Rick Ricart’s suburban Columbus, Ohio car dealership has been family-owned for nearly seven decades, but during that lengthy stretch of time, Ricart Automotive had never partnered with an athlete at any level to be a pitch person for its vehicles.
Earlier this year, however, after Texas high school star quarterback Quinn Ewers announced he would forgo his senior year at Southlake Carroll and enroll at Ohio State University, Ricart had the means to contact Ewers’ father, Curtis, and pitch a business deal.
“I thought to myself, ‘This is the No. 1-rated recruit in the history of (Ohio State),” says Ricart. “With a generational talent, and the potential that (Ewers) has and what he can do for this city — national championships, Heisman Trophy race, and the impact he can have on the community with his influence and his outreach… He’s a good representation for our brand and the university.”
Ewers, 18, has yet to take a snap for the Buckeyes this season, and is below starter C.J. Stroud, and Buckeye quarterbacks Kyle McCord and Jack Miller III on the depth chart. But Ricart says after the NCAA changed its rules on name, image and likeness (NIL) policies earlier this year — allowing college players to profit from NIL deals — he took the leap to try and capitalize on a unique partnership opportunity.
“I said, ‘What does Quinn drive?’” says Ricart, referring to the phone call with Ewers’ father. “‘How would he like to drive a 2020 Ford F-250 when he gets to Columbus?’ I offered Quinn the use of the vehicle for three years.”

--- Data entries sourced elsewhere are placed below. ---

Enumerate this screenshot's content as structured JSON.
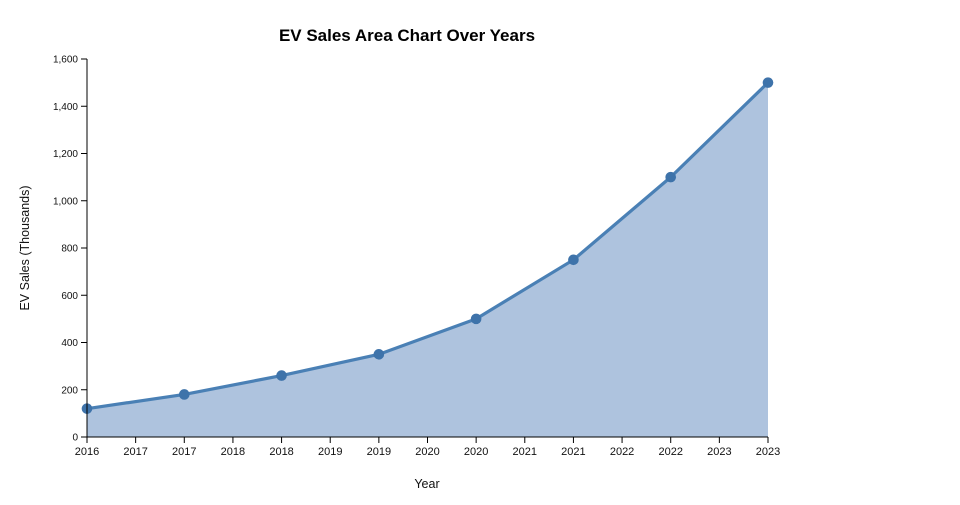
{
  "page": {
    "background": "#ffffff"
  },
  "chart_data": {
    "type": "area",
    "title": "EV Sales Area Chart Over Years",
    "xlabel": "Year",
    "ylabel": "EV Sales (Thousands)",
    "series": [
      {
        "name": "EV Sales",
        "x": [
          2016,
          2017,
          2018,
          2019,
          2020,
          2021,
          2022,
          2023
        ],
        "values": [
          120,
          180,
          260,
          350,
          500,
          750,
          1100,
          1500
        ]
      }
    ],
    "xlim": [
      2016,
      2023
    ],
    "ylim": [
      0,
      1600
    ],
    "y_ticks": [
      0,
      200,
      400,
      600,
      800,
      1000,
      1200,
      1400,
      1600
    ],
    "y_tick_labels": [
      "0",
      "200",
      "400",
      "600",
      "800",
      "1,000",
      "1,200",
      "1,400",
      "1,600"
    ],
    "x_tick_positions": [
      2016,
      2016.5,
      2017,
      2017.5,
      2018,
      2018.5,
      2019,
      2019.5,
      2020,
      2020.5,
      2021,
      2021.5,
      2022,
      2022.5,
      2023
    ],
    "x_tick_labels": [
      "2016",
      "2017",
      "2017",
      "2018",
      "2018",
      "2019",
      "2019",
      "2020",
      "2020",
      "2021",
      "2021",
      "2022",
      "2022",
      "2023",
      "2023"
    ],
    "grid": false,
    "legend": "none",
    "has_point_markers": true,
    "colors": {
      "line": "#4a80b5",
      "fill": "#aec3de",
      "point": "#3e73aa",
      "axis": "#000000",
      "label": "#111111"
    }
  }
}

Ewers, in turn, agreed to partner with Ricart Automotive, and in late August, Ricart posted to his Twitter account a video of him and his new pitchman driving around in Ewers’ shiny white Ford pickup. Ricart even dons a wig in the clip to match Ewers’ now-famous blond mullet.

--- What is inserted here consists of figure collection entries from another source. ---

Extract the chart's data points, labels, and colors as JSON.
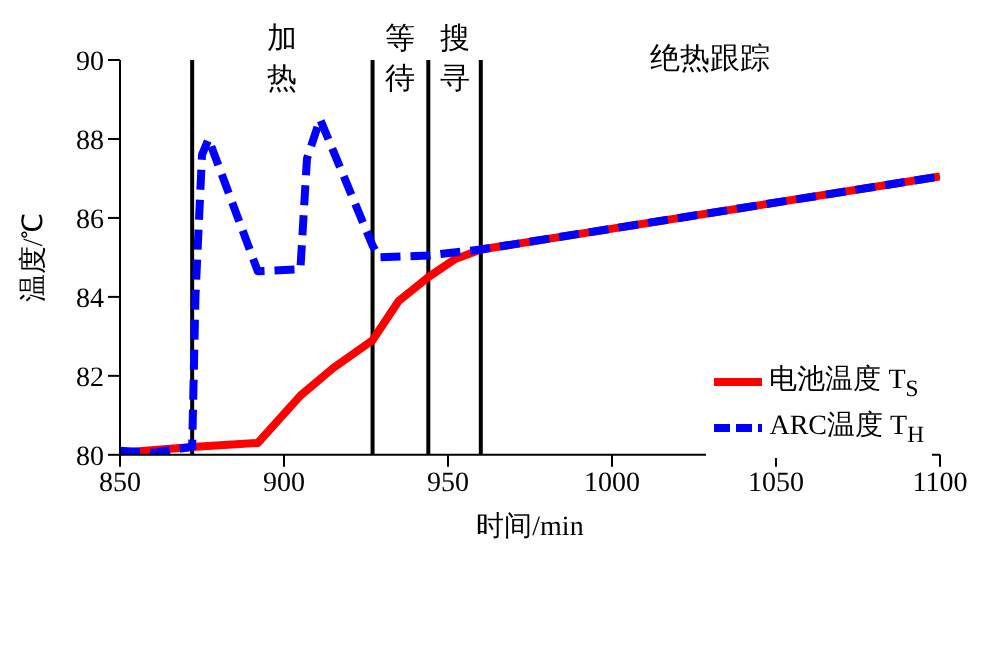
{
  "chart_data": {
    "type": "line",
    "xlabel": "时间/min",
    "ylabel": "温度/℃",
    "xlim": [
      850,
      1100
    ],
    "xticks": [
      850,
      900,
      950,
      1000,
      1050,
      1100
    ],
    "ylim": [
      80,
      90
    ],
    "yticks": [
      80,
      82,
      84,
      86,
      88,
      90
    ],
    "grid": false,
    "legend": "bottom right",
    "series": [
      {
        "name": "电池温度 T$_{S}$",
        "color": "#ff0000",
        "line_style": "solid",
        "x": [
          850,
          872,
          892,
          905,
          915,
          927,
          935,
          944,
          952,
          960,
          1100
        ],
        "values": [
          80.05,
          80.2,
          80.3,
          81.5,
          82.2,
          82.9,
          83.9,
          84.5,
          84.95,
          85.2,
          87.05
        ]
      },
      {
        "name": "ARC温度 T$_{H}$",
        "color": "#0000ff",
        "line_style": "dashed",
        "x": [
          850,
          860,
          872,
          873,
          875,
          877,
          892,
          905,
          907,
          911,
          927,
          929,
          944,
          960,
          1100
        ],
        "values": [
          80.1,
          80.05,
          80.2,
          84,
          87.6,
          88,
          84.65,
          84.7,
          87.5,
          88.5,
          85.3,
          85,
          85.05,
          85.2,
          87.05
        ]
      }
    ],
    "ref_lines": [
      {
        "axis": "x",
        "value": 872,
        "color": "#000000"
      },
      {
        "axis": "x",
        "value": 927,
        "color": "#000000"
      },
      {
        "axis": "x",
        "value": 944,
        "color": "#000000"
      },
      {
        "axis": "x",
        "value": 960,
        "color": "#000000"
      }
    ],
    "annotations": [
      "加热",
      "等待",
      "搜寻",
      "绝热跟踪"
    ]
  }
}
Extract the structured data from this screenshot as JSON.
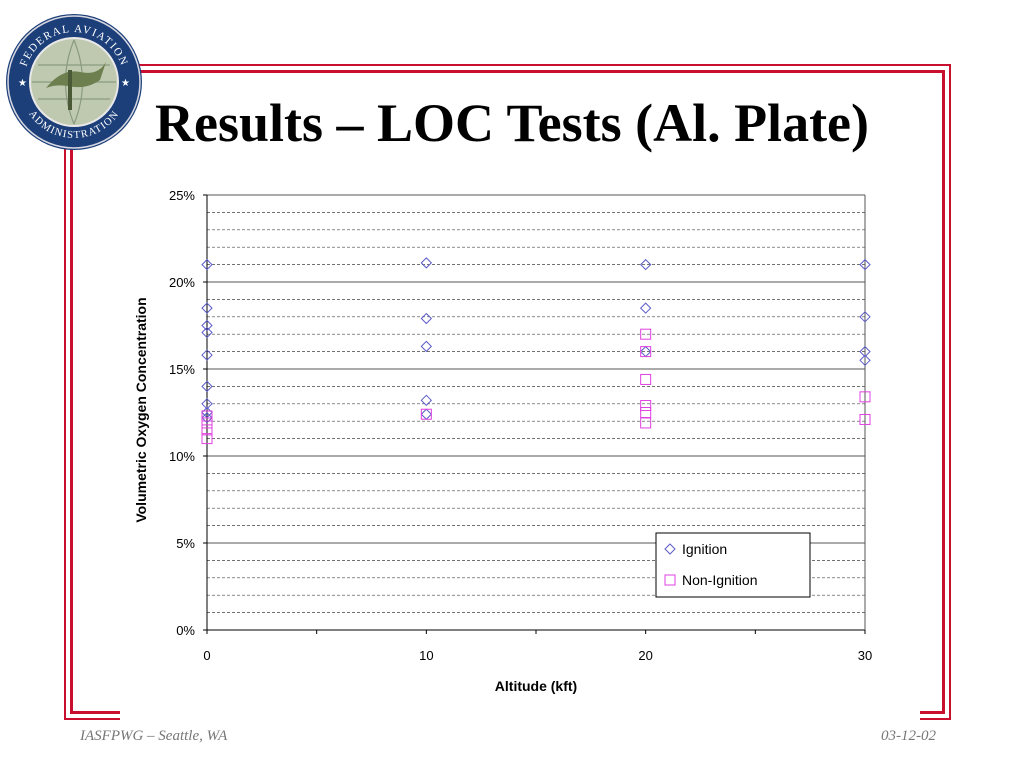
{
  "slide": {
    "title": "Results – LOC Tests (Al. Plate)",
    "footer_left": "IASFPWG – Seattle, WA",
    "footer_right": "03-12-02"
  },
  "logo": {
    "text_top": "FEDERAL AVIATION",
    "text_bottom": "ADMINISTRATION",
    "icon": "faa-seal-icon"
  },
  "colors": {
    "frame": "#c8102e",
    "ignition": "#5b5bc8",
    "non_ignition": "#e040e0"
  },
  "chart_data": {
    "type": "scatter",
    "xlabel": "Altitude (kft)",
    "ylabel": "Volumetric Oxygen Concentration",
    "xlim": [
      0,
      30
    ],
    "ylim": [
      0,
      25
    ],
    "x_ticks": [
      0,
      10,
      20,
      30
    ],
    "y_ticks": [
      "0%",
      "5%",
      "10%",
      "15%",
      "20%",
      "25%"
    ],
    "grid": "horizontal dashed minor every 1%, solid major every 5%",
    "legend_position": "bottom-right",
    "series": [
      {
        "name": "Ignition",
        "marker": "diamond",
        "color": "#5b5bc8",
        "points": [
          [
            0,
            21.0
          ],
          [
            0,
            18.5
          ],
          [
            0,
            17.5
          ],
          [
            0,
            17.1
          ],
          [
            0,
            15.8
          ],
          [
            0,
            14.0
          ],
          [
            0,
            13.0
          ],
          [
            0,
            12.5
          ],
          [
            0,
            12.2
          ],
          [
            10,
            21.1
          ],
          [
            10,
            17.9
          ],
          [
            10,
            16.3
          ],
          [
            10,
            13.2
          ],
          [
            10,
            12.4
          ],
          [
            20,
            21.0
          ],
          [
            20,
            18.5
          ],
          [
            20,
            16.0
          ],
          [
            30,
            21.0
          ],
          [
            30,
            18.0
          ],
          [
            30,
            16.0
          ],
          [
            30,
            15.5
          ]
        ]
      },
      {
        "name": "Non-Ignition",
        "marker": "square",
        "color": "#e040e0",
        "points": [
          [
            0,
            12.3
          ],
          [
            0,
            11.9
          ],
          [
            0,
            11.5
          ],
          [
            0,
            11.0
          ],
          [
            10,
            12.4
          ],
          [
            20,
            17.0
          ],
          [
            20,
            16.0
          ],
          [
            20,
            14.4
          ],
          [
            20,
            12.9
          ],
          [
            20,
            12.5
          ],
          [
            20,
            11.9
          ],
          [
            30,
            13.4
          ],
          [
            30,
            12.1
          ]
        ]
      }
    ]
  }
}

The Ricart Automotive partnership is just one example of what the future looks like, from a business perspective, for amateur athletes, after decades of NCAA policy prevented college stars from being able to monetize their NIL rights. A Supreme Court ruling earlier this summer opened the door to massive change for amateur athletes and how they’re compensated. And while business owners like Ricart are entering a brave new endorsement world — Ricart calls it the “wild west” — forging deals now while the NIL market is still in its infancy may be the smarter strategy.
“Who knows where the NIL market will go? Some players are only willing to do one-year deals,” says Ricart. “But come the offseason and an opportunity arises, big auto manufacturers get involved, the local dealer might get washed out.”
Ewers chose to give up his senior high school season since Texas state laws prohibit high school athletes from profiting off NIL deals. According to OSU’s profile of Ewers, he’s the school’s highest-rated recruit in the modern era, which means from 2000 to present. While he was a high school junior, Ewers threw for 2,442 yards and 28 touchdowns in eight games, and led his Dragons team to the 6A state championship game.
“These athletes are the cream of the crop, players that have the recruiting grade, beyond-the-field performance, the social media following,” says Ricart. “From a marketing standpoint, these will be desirable individuals for companies that want to partner in the future.”
According to ESPN, Ewers had signed three NIL deals by the end of August alone, including a reported $1.4 million pact with GT Sports Marketing. Although Ricart Automotive would not disclose the financial figures for its deal with Ewers, the business relationship has already paid off in the short term, Ricart says. The dealership was able to partner with Ewers’ OSU teammates, freshman running back TreVeyon Henderson, and junior wide receiver Garrett Wilson.
“Definitely getting our foot in the door and at least establishing that initial relationship (with Ewers) has already proven to have some of those residual effects,” says Ricart.
Ewers, Henderson and Wilson have a combined 95,000-plus Twitter followers, one layer of many marketing strategies Ricart says a business needs to consider when formulating these partnerships.
“I sat down and thought, ‘What makes sense for a car dealership to truly do a partnership like this from a business standpoint?’ There’s media attention, social media posts,” says Ricart. “You almost have to think about it as the level of influence and marketing and what the growing rate would be. What’s the value of the vehicle, the value of appreciation, and the return on that investment when it comes back to us?”
And there is the gamble a business takes on the individual athlete, as well. Ricart says Ewers checked off all the important points in the character department. Now it’s a wait and see game, and what the young quarterback may achieve on the gridiron when that chance finally comes.
“I knew it would be a waiting game with Quinn. But at the same time, to be able to form a partnership with him early, help build his brand, and have him start being able to do good things in the city and community is important,” says Ricart. “A lot of companies are sitting back watching the (NIL) storm unfold. We decided to saddle up, jump in the middle of it. I’m going to ride this thing out, and have a whole lot of fun.”